Tens of thousands of homes and businesses lost power, buildings were battered and trees were uprooted as a vast stretch of the west Australian coast was whipped by a severe storm on Monday for the second straight day.
No casualties were reported from what Acting Assistant Commissioner of Western Australia state's Department of Fire and Emergency Services Jon Broomhall called a a once-in-a-decade-type storm system.
The system that struck an extraordinarily large area was the result of remnants of late-season Cyclone Mangga tracking southeast and colliding in the southern Indian Ocean with a northeast-moving cold front.
The combined weather system lashed a 1,200-kilometer (745-mile) stretch of the west coast from Carnarvon to Cape Leeuwin and including the state capital, Perth, with winds gusting at more than 90 kilometers (56 miles) per hour overnight, Bureau of Meteorology manager Neil Bennett said.
Wind speeds reached 132 kph (82 mph) at Cape Leeuwin, the fastest for the month of May since 2005.
Heavy rains lashed 1,500 kilometers (930 miles) of coastline from the Margaret River winery region in the south to Exmouth in the north. The rain and 8-meter (26-foot) waves caused flooding along the coast and eroded beaches, Bennett said.
It was really right up and down the coast, including the Perth area, but particularly that southwest area of (Western Australia state) really caught the brunt of this one, Bennett said of the storm.

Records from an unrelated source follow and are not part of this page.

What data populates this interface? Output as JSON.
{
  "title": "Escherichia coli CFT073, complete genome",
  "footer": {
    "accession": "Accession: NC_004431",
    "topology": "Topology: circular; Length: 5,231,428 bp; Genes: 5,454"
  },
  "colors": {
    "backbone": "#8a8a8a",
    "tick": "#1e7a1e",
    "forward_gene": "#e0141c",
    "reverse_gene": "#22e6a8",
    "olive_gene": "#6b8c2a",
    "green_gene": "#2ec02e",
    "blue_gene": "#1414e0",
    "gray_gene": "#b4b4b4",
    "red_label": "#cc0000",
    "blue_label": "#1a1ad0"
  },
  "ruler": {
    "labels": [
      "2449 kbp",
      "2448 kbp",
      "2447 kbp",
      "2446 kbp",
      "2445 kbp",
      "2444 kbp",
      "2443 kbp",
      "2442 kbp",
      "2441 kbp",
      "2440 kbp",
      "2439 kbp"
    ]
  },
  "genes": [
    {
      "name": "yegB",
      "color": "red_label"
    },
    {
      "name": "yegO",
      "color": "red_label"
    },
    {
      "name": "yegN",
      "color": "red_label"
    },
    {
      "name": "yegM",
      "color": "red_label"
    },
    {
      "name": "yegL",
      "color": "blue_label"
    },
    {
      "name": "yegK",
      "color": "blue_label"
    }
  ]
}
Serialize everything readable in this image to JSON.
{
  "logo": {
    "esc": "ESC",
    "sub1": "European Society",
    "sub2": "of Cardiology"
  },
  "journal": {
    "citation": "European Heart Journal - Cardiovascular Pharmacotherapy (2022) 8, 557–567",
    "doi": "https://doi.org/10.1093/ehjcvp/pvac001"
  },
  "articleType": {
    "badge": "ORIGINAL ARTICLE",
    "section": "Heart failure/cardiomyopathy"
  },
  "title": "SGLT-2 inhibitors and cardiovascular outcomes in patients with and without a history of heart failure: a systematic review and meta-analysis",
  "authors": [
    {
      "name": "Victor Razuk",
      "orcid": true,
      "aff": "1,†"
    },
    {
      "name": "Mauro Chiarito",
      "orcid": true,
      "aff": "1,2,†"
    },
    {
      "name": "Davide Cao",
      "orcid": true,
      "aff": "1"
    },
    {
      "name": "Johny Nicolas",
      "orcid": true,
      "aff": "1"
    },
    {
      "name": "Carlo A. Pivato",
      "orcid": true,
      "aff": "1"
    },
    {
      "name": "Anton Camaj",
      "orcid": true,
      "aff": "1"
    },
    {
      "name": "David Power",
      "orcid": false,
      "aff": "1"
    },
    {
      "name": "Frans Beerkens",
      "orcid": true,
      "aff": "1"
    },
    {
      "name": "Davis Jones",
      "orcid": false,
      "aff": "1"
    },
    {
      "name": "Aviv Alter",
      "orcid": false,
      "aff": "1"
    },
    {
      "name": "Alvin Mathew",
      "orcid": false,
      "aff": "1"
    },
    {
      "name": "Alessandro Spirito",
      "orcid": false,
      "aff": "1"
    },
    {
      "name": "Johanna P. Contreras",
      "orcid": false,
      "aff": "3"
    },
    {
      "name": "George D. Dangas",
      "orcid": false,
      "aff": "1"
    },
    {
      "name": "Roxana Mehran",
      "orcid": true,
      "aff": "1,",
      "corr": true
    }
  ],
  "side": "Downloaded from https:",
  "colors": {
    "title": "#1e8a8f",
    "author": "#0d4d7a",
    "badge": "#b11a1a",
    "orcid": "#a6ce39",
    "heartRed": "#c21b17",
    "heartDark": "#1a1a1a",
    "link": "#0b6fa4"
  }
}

The storm was subsiding by Monday afternoon. Up to 65,000 homes and businesses had lost power at the height of the emergency. But power had been restored to all but 24,000 by Monday afternoon, Western Australia Premier Mark McGowan said.
The inland gold mining town of Kalgoorlie lost power to 15,000 homes when winds blew a backyard shed into an electricity substation, Western Power spokesman Paul Entwistle said.
Western Australia is one of the largest states or provinces in the world. The U.S. state of Alaska has less than two-thirds its land area.